As with all our other educational projects, this was also developed in line with the UN’s Global Goal 4: “Ensure inclusive and equitable quality education and promote lifelong learning opportunities for all”.

The Andrea Bocelli Foundation (ABF) firmly believes that education is the fundamental right of all children and that the promotion of mental, social and extracurricular activities – such art and music – is complementary and promotes the acquisition and consolidation of formal education pathways also.  In particular, the Foundation’s educational approach places children’s natural predisposition to make music – and more generally their musicality – at the center of their growth and development. As the musical language is a precious resource for encouraging the emergence of new and different abilities, skills and knowledge, taking care of the talents of the young thus becomes a tool for fostering the acquisition of life and soft skills. In doing so, we aim to support the principles of global citizenship in children, so as to be a real resource for themselves and for the community as a whole.

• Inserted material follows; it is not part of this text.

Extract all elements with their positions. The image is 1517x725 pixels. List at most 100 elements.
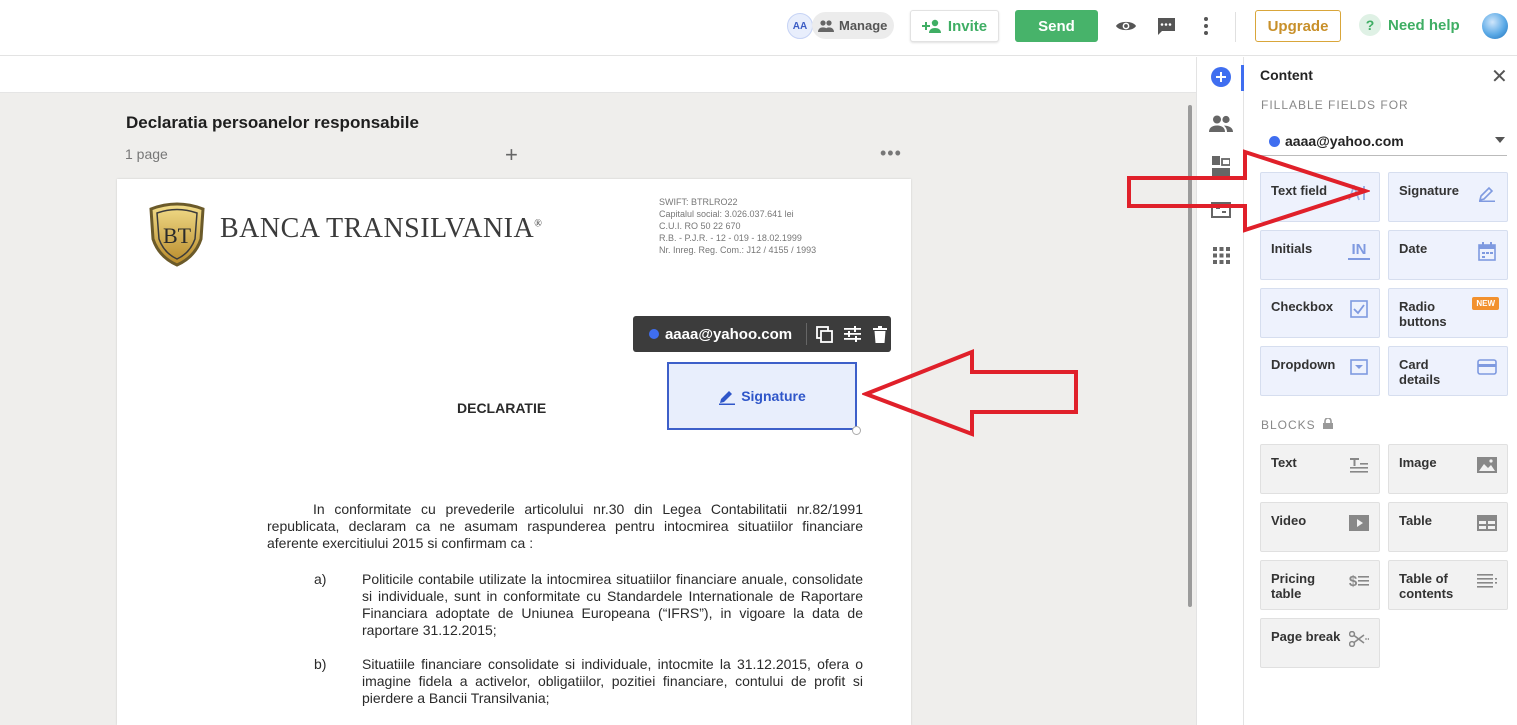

Lastly, thanks to the contribution of Generali and its employees, and thanks to our technical partner on the Lenovo project, new tools will be delivered – and suitable spaces created where required – to favor quality educational (school and extra-scholastic) experiences, by promoting the opportunities offered by new educational technologies to help break down the barriers that can hinder the development of talent in the newer generations, especially in such a delicate context such as that of hospitalization.

Specifically, the new ABF initiatives to ensure inclusive, quality education for all children and young students will be aimed at:

  1. Creating a library of devices, so as to ensure that the children and young people can maintain relationships with their classmates and teachers, even at a distance;
  2. Developing a platform for the ABF Lab, which will offer access to a vast selection of educational content;
  3. Training and integrating the figure of the digital atelierista within the teaching staff, a 4.0 librarian specializing in the use of new educational technologies who, collaborating with the ABF working group, will promote new and transversal perspectives on the use of technological tools for children and young people, thereby supporting teachers and families in how to best use these devices.

The project – which represents a significant innovation in terms of promoting new technologies for educational innovation – aims to create and maintain the conditions that make the devices real tools that support, supplement and enrich learning processes.